Sienna wasn't just targeting my family.

She was burning down my entire world.

Another message. This one text.

*You have twenty-four hours to denounce Aria publicly, reject her formally, and claim me as your Luna. Or I start killing pack members. Starting with the youngest. Children first, Dante. Just like you took MY chance at children with you. Twenty-four hours. Choose wisely. -S*

The phone fell from my hand.

Marcus burst back in. "Dante, we have multiple situations—"

"I know." My voice sounded dead. "She's declared war on the entire pack."

"What do we do?"

I looked toward the back room. Where my family hid. Where Aria—brave, broken, beautiful Aria—was probably planning how to protect everyone without my help.

Like she'd always done.

"We end this," I said quietly. "Tonight. One way or another."

"How?"

"By giving Sienna exactly what she wants."

Marcus's eyes widened. "You can't possibly—"

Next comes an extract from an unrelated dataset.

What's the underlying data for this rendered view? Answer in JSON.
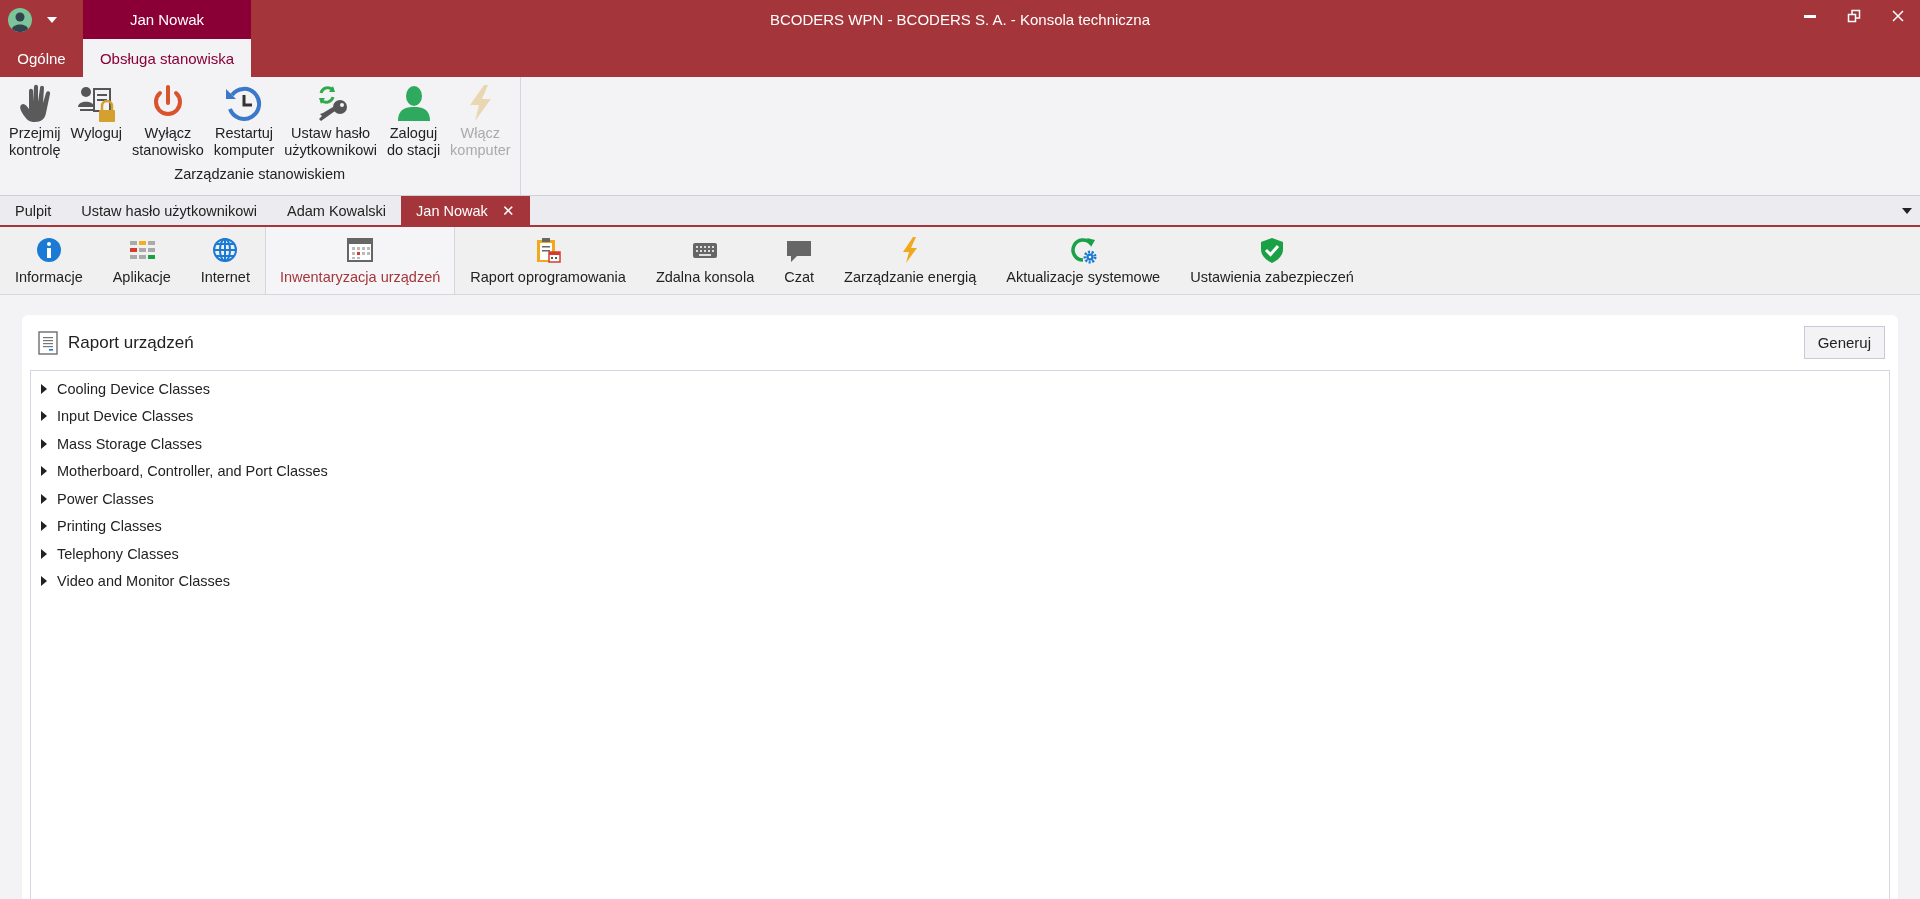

"Call a pack gathering. Emergency Alpha announcement. Tell everyone to be at the main hall in two hours." I pulled out my phone, texted Aria. "Tell Sienna to come. Tell her I'm making my choice. Publicly."

"Dante, if this is a trap—"

"It's not a trap." I met his eyes. "It's justice. And it's been seven years overdue."

In the other room, Aria's phone buzzed.

I heard her gasp.

Then her footsteps, running toward me.

She burst in, eyes wild. "What are you doing?"

"What I should have done seven years ago." I held her gaze. "Choosing right. Finally."

"If this is another one of your stupid Alpha pride moves—"

"It's not. It's me fixing my mistake. It's me protecting my family." I stepped closer. "Trust me. Just this once. Please."

"I don't trust you."

"Then trust that I love our sons enough to end this." I touched her face. She flinched but didn't pull away. "Trust that I'm done being a coward."

She stared at me for a long moment.

Then nodded. Once.

"Don't make me regret this."

"I won't." I kissed her forehead—the first time I'd kissed her in three years. She froze. "I promise."

Two hours later, the pack hall was full.

Sienna stood in the front row, smiling.

And I stood on the Alpha platform, about to make the biggest gamble of my life.